Bob Gilbert’s past dealings finally caught up with him Wednesday. The hammer dropped.

It was four years ago when the Sun broke the news that Gilbert was suspected of using his position as College of Southern Nevada construction chief to take college equipment and manpower to develop an 8,200-square-foot house, a 2,500-square-foot guesthouse, stables and a lighted basketball court on more than four acres in Kyle Canyon.

Gilbert told the newspaper that the allegations of misconduct sprung from employees disgruntled over his management decisions. He managed in a tough way and not everyone liked him, he said.

In September 2008, after Gilbert had been indicted on theft and misconduct charges, the Sun reported that he had a history: In 1991, Gilbert had pleaded guilty to stealing money from a California Indian tribe. He was sentenced to three months behind bars — a conviction and punishment that were not known to CSN when it hired Gilbert in 1997, because the college at the time didn’t check criminal backgrounds.

In August, a Clark County jury found Gilbert guilty of all 11 counts of theft of materials from CSN. The case was prosecuted by the Nevada attorney general’s office.

Gilbert was sentenced Wednesday by District Judge Donald Mosley to 12 months in prison for each count, with the terms running concurrently. Gilbert was also ordered to pay more than $6,000 in restitution and $10,000 in fines.

Mosley said he has no doubt of Gilbert’s guilt. In brief remarks to the court, Gilbert maintained his innocence.

Ron Remington, CSN president from 2001 to 2004, had testified that Gilbert had permission to have the building material and equipment on his property and that some college work was done there, including welding.

But prosecutors said he had pallets of cinder blocks bought by CSN delivered to his property; took a man lift that had disappeared from the college; stole an electric chain hoist, a paint sprayer, 12-foot lengths of lumber, bags of thin-set mortar, door handles and door locks; used a forklift and a scissors lift that had been rented to CSN, and used the services of several CSN construction employees to work on his home while they were on the clock and being paid by the college.

Gilbert’s co-defendants — Matthew Goins, George Casal and Thad Skinner, all of whom worked under him in CSN’s facilities management department — pleaded guilty Aug. 5 to two gross misdemeanor counts of conspiracy to commit theft. Each received a sentence that amounts to a year of informal probation.

At sentencing, Gilbert said he was sorry for putting the court through this process and said he regretted the way he treated some of his employees, but he maintained his innocence.

“Everything I did, I did with the knowledge of the president of the college,” he said.

He repeated his claim that the allegations against him resulted from disgruntled employees who had an ax to grind and went to the media.

“I can see how I made people mad,” he said, perhaps because of arrogance or because of a push to get projects done, he added.

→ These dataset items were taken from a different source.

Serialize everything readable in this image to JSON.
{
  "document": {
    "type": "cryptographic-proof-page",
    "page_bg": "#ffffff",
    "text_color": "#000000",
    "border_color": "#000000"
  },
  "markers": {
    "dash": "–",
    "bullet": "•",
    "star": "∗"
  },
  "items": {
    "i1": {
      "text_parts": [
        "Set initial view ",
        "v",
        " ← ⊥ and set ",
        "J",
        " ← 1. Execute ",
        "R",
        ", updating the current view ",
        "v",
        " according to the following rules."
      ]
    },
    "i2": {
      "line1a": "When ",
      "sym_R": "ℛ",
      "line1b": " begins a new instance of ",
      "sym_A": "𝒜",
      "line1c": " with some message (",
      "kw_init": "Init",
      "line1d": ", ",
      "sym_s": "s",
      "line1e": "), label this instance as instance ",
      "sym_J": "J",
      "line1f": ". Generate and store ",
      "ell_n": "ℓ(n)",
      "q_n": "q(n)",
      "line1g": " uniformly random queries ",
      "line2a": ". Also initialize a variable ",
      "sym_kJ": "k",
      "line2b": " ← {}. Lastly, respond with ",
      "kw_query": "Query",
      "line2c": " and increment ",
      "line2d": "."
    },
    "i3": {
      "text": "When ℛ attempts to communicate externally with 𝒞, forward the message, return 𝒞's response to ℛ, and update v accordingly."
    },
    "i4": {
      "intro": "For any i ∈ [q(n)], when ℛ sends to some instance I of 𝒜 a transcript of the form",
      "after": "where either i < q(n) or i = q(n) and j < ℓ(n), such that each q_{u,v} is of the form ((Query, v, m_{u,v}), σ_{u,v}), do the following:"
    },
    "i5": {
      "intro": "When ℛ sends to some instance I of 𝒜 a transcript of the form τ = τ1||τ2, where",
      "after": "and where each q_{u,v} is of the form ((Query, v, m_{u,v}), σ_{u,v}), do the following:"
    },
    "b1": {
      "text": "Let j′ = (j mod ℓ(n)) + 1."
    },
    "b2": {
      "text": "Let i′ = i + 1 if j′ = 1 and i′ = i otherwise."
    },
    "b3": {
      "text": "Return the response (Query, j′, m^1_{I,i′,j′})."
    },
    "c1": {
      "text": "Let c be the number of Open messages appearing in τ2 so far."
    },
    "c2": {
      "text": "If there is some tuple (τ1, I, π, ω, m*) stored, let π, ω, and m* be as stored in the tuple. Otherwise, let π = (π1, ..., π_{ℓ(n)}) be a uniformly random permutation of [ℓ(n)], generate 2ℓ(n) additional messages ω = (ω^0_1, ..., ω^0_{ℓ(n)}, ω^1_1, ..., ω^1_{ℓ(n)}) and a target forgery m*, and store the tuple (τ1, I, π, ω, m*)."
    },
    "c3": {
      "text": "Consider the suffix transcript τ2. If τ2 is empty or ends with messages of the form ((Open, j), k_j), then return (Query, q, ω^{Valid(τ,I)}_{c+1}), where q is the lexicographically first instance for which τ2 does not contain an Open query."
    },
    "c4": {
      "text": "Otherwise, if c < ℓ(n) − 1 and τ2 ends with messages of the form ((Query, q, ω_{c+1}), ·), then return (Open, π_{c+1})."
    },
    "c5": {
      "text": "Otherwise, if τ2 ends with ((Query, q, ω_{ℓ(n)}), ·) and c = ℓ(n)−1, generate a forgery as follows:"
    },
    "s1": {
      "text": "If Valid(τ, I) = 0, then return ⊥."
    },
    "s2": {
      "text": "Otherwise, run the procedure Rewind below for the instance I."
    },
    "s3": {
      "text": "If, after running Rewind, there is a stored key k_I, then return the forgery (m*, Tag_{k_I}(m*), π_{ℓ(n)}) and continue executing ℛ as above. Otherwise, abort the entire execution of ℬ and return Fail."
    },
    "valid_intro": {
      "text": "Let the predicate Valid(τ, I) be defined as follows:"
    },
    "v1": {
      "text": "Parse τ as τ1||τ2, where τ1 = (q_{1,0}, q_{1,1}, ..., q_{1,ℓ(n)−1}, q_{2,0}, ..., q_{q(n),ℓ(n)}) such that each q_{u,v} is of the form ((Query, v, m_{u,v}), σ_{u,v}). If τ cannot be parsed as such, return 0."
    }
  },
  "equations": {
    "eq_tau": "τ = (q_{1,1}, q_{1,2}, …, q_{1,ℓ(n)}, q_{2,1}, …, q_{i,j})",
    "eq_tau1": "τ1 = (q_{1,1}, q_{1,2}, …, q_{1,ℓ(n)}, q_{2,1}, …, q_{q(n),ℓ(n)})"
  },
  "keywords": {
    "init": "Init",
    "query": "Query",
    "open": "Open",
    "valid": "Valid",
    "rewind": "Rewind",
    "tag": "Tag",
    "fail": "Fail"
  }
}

Deputy Attorney General Thom Gover said Gilbert’s case should be an example for other public employees.

Gilbert was a public officer in a position of trust, Gover said. It is important for other public employees to know that it is not OK to steal from taxpayers, he said, in asking for a prison sentence rather than parole.

Gilbert’s attorneys, John Momot Jr. and E. Brent Bryson, said they will appeal.

“There are fundamental flaws through each and every count that Mr. Gilbert was charged with,” Bryson said.